Além disso, as pessoas filmadas colocando o colar invertido têm,
todas, sem nenhuma exceção, a capacidade física e intelectual para
colocá-lo corretamente.
E isso implica que nós, diante da tela, tão seguros de nossa
competência, estamos sem dúvida sujeitos a colocar o colar invertido
um dia ou outro... Então, é preciso continuar a procurar, para
entender o porquê deste erro. |
A formação
Podemos imaginar que essas pessoas foram mal formadas. Mas o problema é
que quase todo o pessoal da área de Saúde, inclusive o SAMU, passam por
uma formação equivalente. Se nós temos alguns vídeos mostrando um erro de
posicionamento, deduzimos logicamente que o nível global é ruim e que na
tela está a parte visível do problema. Resumindo:
o colar em si mesmo é um equipamento muito simples
a colocação também é muito simples
enfermeiras, enfermeiros, médicos, etc... são pessoas
que têm todas, globalmente, o mesmo nível intelectual e de capacidade
física
a formação é globalmente idêntica ou, pelo menos, se há
diferenças elas são insignificantes e não têm impacto no caso de um
equipamento e de uma técnica tão simples
Nossa dedução lógica é, ao mesmo tempo, desconcertante: nós teríamos no
nosso país pessoas do mesmo nível intelectual, com a mesma formação, que
arriscam todos, um dia ou outro, de colocar o colar cervical "de cabeça
para baixo". Simplesmente, elas não são todas filmadas, e a chegada do
Facebook ou Youtube não muda coisa nenhuma quanto à posição errada: essas
mídias "mostram", só isso, e nos levam a descobrir um problema que já
existia.
Você, leitor deste artigo, enfermeiro(a), trabalhando no SAMU, por
exemplo, não é mais bobo nem mais inteligente do que o socorrista no
vídeo. Mesma formação, mesmo material... Ou seja: mesmo risco. É motivo
para começar a se fazer algumas perguntas, não é mesmo?
Risco ou hábito?
Vamos começar diferenciando "risco de colocar o colar invertido" e
"hábito de colocar o colar invertido". Sejamos lógicos: cada pessoa
formada, num momento ou outro de sua formação, colocou o colar diante do
formador. E o formador avaliou o que o aluno fazia, então podemos supor
que todas as pessoas filmadas colocando o colar de forma incorreta já o
colocaram corretamente em curso. Difícil imagimar que um formador aprove
um aluno que coloca o colar como nós vemos nos vídeos. Em outras palavras,
não estamos diante de socorristas que colocam SEMPRE o colar
incorretamente, mas sim em presença de socorristas que, nessa vez, diante
da câmera, colocaram o colar invertido.
Isso significa que existe uma diferença entre a formação e o que aconteceu
na realidade. Um detalhe, um ponto preciso foi esquecido em formação e
aconteceu no socorro, levando a este posicionamento errado.
O colar é simples ou não?
Vamos observar com atenção um colar. Ele está disponível visualmente em 3
formas.
Primeiro caso: estendido, ou seja, desdobrado, aberto e sem fixar a parte
da frente.
Nesse caso, é fácil ver que o colar é assimétrico. Na Europa, geralmente é
assim que ele é arrumado nos veículos: estendido, numa sacola comprida. No
Brasil, os Sapadores-Bombeiros os arrumam assim também. Então, o
Sapador-Bombeiro deve tirar o colar da sacola e montá-lo. Pode-se dizer
que a montagem exige alguns segundos, que montar e desmontar danifica mais
rápido os colares... Mas com colares de qualidade
razoável, isso não é problema, arrumá-los estendidos é mais fácil... mas o
principal é que o socorrista vê o colar nesta forma assimétrica.

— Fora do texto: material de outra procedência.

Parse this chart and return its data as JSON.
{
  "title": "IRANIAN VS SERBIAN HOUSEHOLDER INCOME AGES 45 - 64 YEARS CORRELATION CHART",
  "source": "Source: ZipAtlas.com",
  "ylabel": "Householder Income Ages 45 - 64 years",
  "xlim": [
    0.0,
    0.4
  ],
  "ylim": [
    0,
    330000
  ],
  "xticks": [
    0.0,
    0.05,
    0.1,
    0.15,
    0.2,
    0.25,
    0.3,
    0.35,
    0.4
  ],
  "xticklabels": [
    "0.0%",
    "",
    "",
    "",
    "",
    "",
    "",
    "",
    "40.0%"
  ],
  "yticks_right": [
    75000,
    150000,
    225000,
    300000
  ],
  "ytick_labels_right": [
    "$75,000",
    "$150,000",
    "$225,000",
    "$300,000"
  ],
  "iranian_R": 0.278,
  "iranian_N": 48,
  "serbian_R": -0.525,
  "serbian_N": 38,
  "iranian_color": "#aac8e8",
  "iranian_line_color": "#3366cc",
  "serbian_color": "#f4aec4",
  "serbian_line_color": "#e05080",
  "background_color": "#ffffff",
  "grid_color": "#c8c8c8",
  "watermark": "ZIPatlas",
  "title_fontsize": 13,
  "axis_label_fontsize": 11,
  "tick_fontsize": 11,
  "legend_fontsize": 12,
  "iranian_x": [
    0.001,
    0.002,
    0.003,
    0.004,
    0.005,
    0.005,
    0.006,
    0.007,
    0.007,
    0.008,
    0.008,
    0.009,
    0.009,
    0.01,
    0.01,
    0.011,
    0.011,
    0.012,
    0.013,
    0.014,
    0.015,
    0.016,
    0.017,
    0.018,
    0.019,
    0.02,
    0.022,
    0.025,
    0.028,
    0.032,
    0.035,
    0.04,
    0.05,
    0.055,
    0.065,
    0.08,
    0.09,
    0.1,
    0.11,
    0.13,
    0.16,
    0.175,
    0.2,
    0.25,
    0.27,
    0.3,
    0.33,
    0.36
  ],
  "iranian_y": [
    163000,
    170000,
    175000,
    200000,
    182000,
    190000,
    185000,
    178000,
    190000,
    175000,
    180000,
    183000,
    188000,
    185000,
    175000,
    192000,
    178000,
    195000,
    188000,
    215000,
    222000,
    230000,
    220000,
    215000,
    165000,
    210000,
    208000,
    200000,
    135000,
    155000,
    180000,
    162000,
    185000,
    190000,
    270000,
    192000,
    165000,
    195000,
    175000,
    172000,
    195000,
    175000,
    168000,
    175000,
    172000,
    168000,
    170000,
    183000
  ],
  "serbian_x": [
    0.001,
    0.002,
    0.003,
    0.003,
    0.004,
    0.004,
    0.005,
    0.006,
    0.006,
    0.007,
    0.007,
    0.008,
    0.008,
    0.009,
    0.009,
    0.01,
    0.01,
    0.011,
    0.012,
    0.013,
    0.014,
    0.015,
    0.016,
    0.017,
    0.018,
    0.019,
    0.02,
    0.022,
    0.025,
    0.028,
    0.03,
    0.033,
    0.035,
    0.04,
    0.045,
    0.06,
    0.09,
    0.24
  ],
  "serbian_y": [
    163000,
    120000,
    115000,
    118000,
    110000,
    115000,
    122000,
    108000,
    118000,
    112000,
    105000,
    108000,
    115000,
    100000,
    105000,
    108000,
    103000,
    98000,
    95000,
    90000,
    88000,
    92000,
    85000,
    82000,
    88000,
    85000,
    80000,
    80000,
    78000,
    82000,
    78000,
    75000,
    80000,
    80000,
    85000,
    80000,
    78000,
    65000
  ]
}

Segundo caso: montado mas não fechado. Visualmente, a assimetria do colar
diminui seriamente. O colar ocupa mais espaço do que se estivesse
totalmente aberto, não dá mais para arrumá-lo numa sacola e, como ele está
aberto, o velcro se suja. É uma solução muito ruim.

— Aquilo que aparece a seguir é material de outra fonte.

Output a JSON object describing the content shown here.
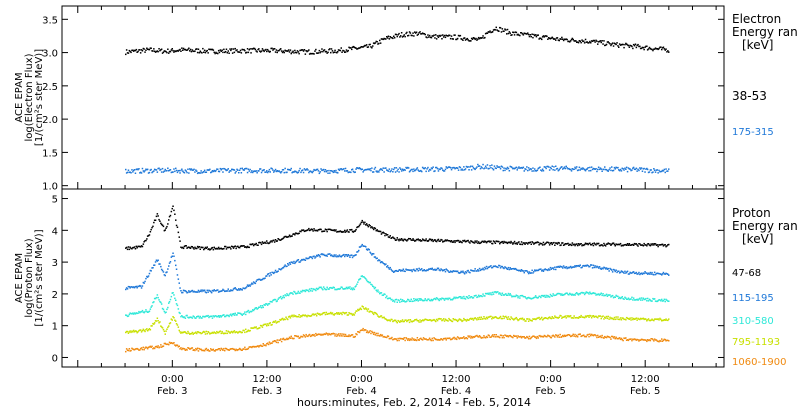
{
  "chart_data": {
    "type": "scatter",
    "xlabel": "hours:minutes, Feb.  2, 2014 - Feb.  5, 2014",
    "x_ticks": [
      {
        "t": 21,
        "time": "0:00",
        "day": "Feb. 3"
      },
      {
        "t": 33,
        "time": "12:00",
        "day": "Feb. 3"
      },
      {
        "t": 45,
        "time": "0:00",
        "day": "Feb. 4"
      },
      {
        "t": 57,
        "time": "12:00",
        "day": "Feb. 4"
      },
      {
        "t": 69,
        "time": "0:00",
        "day": "Feb. 5"
      },
      {
        "t": 81,
        "time": "12:00",
        "day": "Feb. 5"
      }
    ],
    "panels": [
      {
        "name": "electron",
        "ylabel_lines": [
          "ACE EPAM",
          "log(Electron Flux)",
          "[1/(cm²s ster MeV)]"
        ],
        "ylim": [
          0.95,
          3.7
        ],
        "yticks": [
          "1.0",
          "1.5",
          "2.0",
          "2.5",
          "3.0",
          "3.5"
        ],
        "legend_title": [
          "Electron",
          "Energy ran",
          "[keV]"
        ],
        "series": [
          {
            "name": "38-53",
            "color": "#000000",
            "points": [
              [
                15,
                3.02
              ],
              [
                18,
                3.05
              ],
              [
                20,
                3.03
              ],
              [
                22,
                3.05
              ],
              [
                26,
                3.03
              ],
              [
                30,
                3.04
              ],
              [
                34,
                3.04
              ],
              [
                38,
                3.02
              ],
              [
                42,
                3.04
              ],
              [
                46,
                3.1
              ],
              [
                48,
                3.22
              ],
              [
                50,
                3.28
              ],
              [
                52,
                3.3
              ],
              [
                54,
                3.25
              ],
              [
                57,
                3.24
              ],
              [
                60,
                3.2
              ],
              [
                61,
                3.32
              ],
              [
                62,
                3.38
              ],
              [
                64,
                3.3
              ],
              [
                66,
                3.27
              ],
              [
                70,
                3.21
              ],
              [
                74,
                3.18
              ],
              [
                77,
                3.13
              ],
              [
                80,
                3.1
              ],
              [
                82,
                3.07
              ],
              [
                84,
                3.05
              ]
            ]
          },
          {
            "name": "175-315",
            "color": "#1f78d8",
            "points": [
              [
                15,
                1.23
              ],
              [
                20,
                1.24
              ],
              [
                25,
                1.23
              ],
              [
                30,
                1.24
              ],
              [
                35,
                1.24
              ],
              [
                40,
                1.23
              ],
              [
                45,
                1.25
              ],
              [
                50,
                1.25
              ],
              [
                55,
                1.26
              ],
              [
                58,
                1.27
              ],
              [
                60,
                1.3
              ],
              [
                62,
                1.28
              ],
              [
                65,
                1.26
              ],
              [
                70,
                1.27
              ],
              [
                75,
                1.26
              ],
              [
                80,
                1.25
              ],
              [
                84,
                1.23
              ]
            ]
          }
        ]
      },
      {
        "name": "proton",
        "ylabel_lines": [
          "ACE EPAM",
          "log(Proton Flux)",
          "[1/(cm²s ster MeV)]"
        ],
        "ylim": [
          -0.3,
          5.3
        ],
        "yticks": [
          "0",
          "1",
          "2",
          "3",
          "4",
          "5"
        ],
        "legend_title": [
          "Proton",
          "Energy ran",
          "[keV]"
        ],
        "series": [
          {
            "name": "47-68",
            "color": "#000000",
            "points": [
              [
                15,
                3.45
              ],
              [
                17,
                3.5
              ],
              [
                18,
                3.9
              ],
              [
                19,
                4.5
              ],
              [
                20,
                4.0
              ],
              [
                21,
                4.8
              ],
              [
                22,
                3.5
              ],
              [
                26,
                3.45
              ],
              [
                30,
                3.5
              ],
              [
                34,
                3.7
              ],
              [
                38,
                4.05
              ],
              [
                42,
                4.0
              ],
              [
                44,
                4.0
              ],
              [
                45,
                4.3
              ],
              [
                47,
                4.0
              ],
              [
                49,
                3.75
              ],
              [
                54,
                3.7
              ],
              [
                60,
                3.65
              ],
              [
                66,
                3.62
              ],
              [
                72,
                3.58
              ],
              [
                78,
                3.58
              ],
              [
                84,
                3.55
              ]
            ]
          },
          {
            "name": "115-195",
            "color": "#1f78d8",
            "points": [
              [
                15,
                2.2
              ],
              [
                17,
                2.25
              ],
              [
                19,
                3.1
              ],
              [
                20,
                2.6
              ],
              [
                21,
                3.3
              ],
              [
                22,
                2.1
              ],
              [
                26,
                2.1
              ],
              [
                30,
                2.2
              ],
              [
                33,
                2.6
              ],
              [
                36,
                3.0
              ],
              [
                40,
                3.25
              ],
              [
                44,
                3.2
              ],
              [
                45,
                3.6
              ],
              [
                47,
                3.1
              ],
              [
                49,
                2.75
              ],
              [
                54,
                2.8
              ],
              [
                58,
                2.7
              ],
              [
                62,
                2.9
              ],
              [
                66,
                2.7
              ],
              [
                70,
                2.85
              ],
              [
                74,
                2.9
              ],
              [
                78,
                2.7
              ],
              [
                84,
                2.65
              ]
            ]
          },
          {
            "name": "310-580",
            "color": "#2ee8d8",
            "points": [
              [
                15,
                1.35
              ],
              [
                18,
                1.5
              ],
              [
                19,
                2.0
              ],
              [
                20,
                1.4
              ],
              [
                21,
                2.1
              ],
              [
                22,
                1.3
              ],
              [
                26,
                1.3
              ],
              [
                30,
                1.4
              ],
              [
                33,
                1.7
              ],
              [
                36,
                2.05
              ],
              [
                40,
                2.2
              ],
              [
                44,
                2.2
              ],
              [
                45,
                2.6
              ],
              [
                47,
                2.1
              ],
              [
                49,
                1.8
              ],
              [
                54,
                1.85
              ],
              [
                58,
                1.9
              ],
              [
                62,
                2.05
              ],
              [
                66,
                1.9
              ],
              [
                70,
                2.0
              ],
              [
                74,
                2.05
              ],
              [
                78,
                1.9
              ],
              [
                84,
                1.8
              ]
            ]
          },
          {
            "name": "795-1193",
            "color": "#c8e000",
            "points": [
              [
                15,
                0.8
              ],
              [
                18,
                0.9
              ],
              [
                19,
                1.25
              ],
              [
                20,
                0.8
              ],
              [
                21,
                1.3
              ],
              [
                22,
                0.8
              ],
              [
                26,
                0.8
              ],
              [
                30,
                0.85
              ],
              [
                33,
                1.05
              ],
              [
                36,
                1.3
              ],
              [
                40,
                1.4
              ],
              [
                44,
                1.4
              ],
              [
                45,
                1.6
              ],
              [
                47,
                1.35
              ],
              [
                49,
                1.15
              ],
              [
                54,
                1.2
              ],
              [
                58,
                1.2
              ],
              [
                62,
                1.3
              ],
              [
                66,
                1.2
              ],
              [
                70,
                1.3
              ],
              [
                74,
                1.3
              ],
              [
                78,
                1.25
              ],
              [
                84,
                1.2
              ]
            ]
          },
          {
            "name": "1060-1900",
            "color": "#f08a10",
            "points": [
              [
                15,
                0.25
              ],
              [
                19,
                0.35
              ],
              [
                21,
                0.5
              ],
              [
                22,
                0.3
              ],
              [
                26,
                0.25
              ],
              [
                30,
                0.3
              ],
              [
                33,
                0.45
              ],
              [
                36,
                0.65
              ],
              [
                40,
                0.75
              ],
              [
                44,
                0.7
              ],
              [
                45,
                0.9
              ],
              [
                47,
                0.75
              ],
              [
                49,
                0.6
              ],
              [
                54,
                0.6
              ],
              [
                58,
                0.65
              ],
              [
                62,
                0.7
              ],
              [
                66,
                0.65
              ],
              [
                70,
                0.7
              ],
              [
                74,
                0.72
              ],
              [
                78,
                0.6
              ],
              [
                84,
                0.55
              ]
            ]
          }
        ]
      }
    ]
  }
}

Terceiro caso: fechado. É o que nós encontramos geralmente nas
ambulâncias Brasileiras. Para pegá-los mais rapidamente, os
socorristas montam e fecham os colares ao redor da barra no alto do
salão do paciente. O colar fica num local potencialmente
contaminado. Mas o principal é que, visualmente, ele se torna
simétrico, mesmo não sendo. Observando colares de várias
marcas, em geral é a mesma coisa: quando estão fechados, fica muito
mais difícil determinar qual é a parte de baixo e a de cima.
O modo de arrumação do colar então é um ponto que vai agravar a situação.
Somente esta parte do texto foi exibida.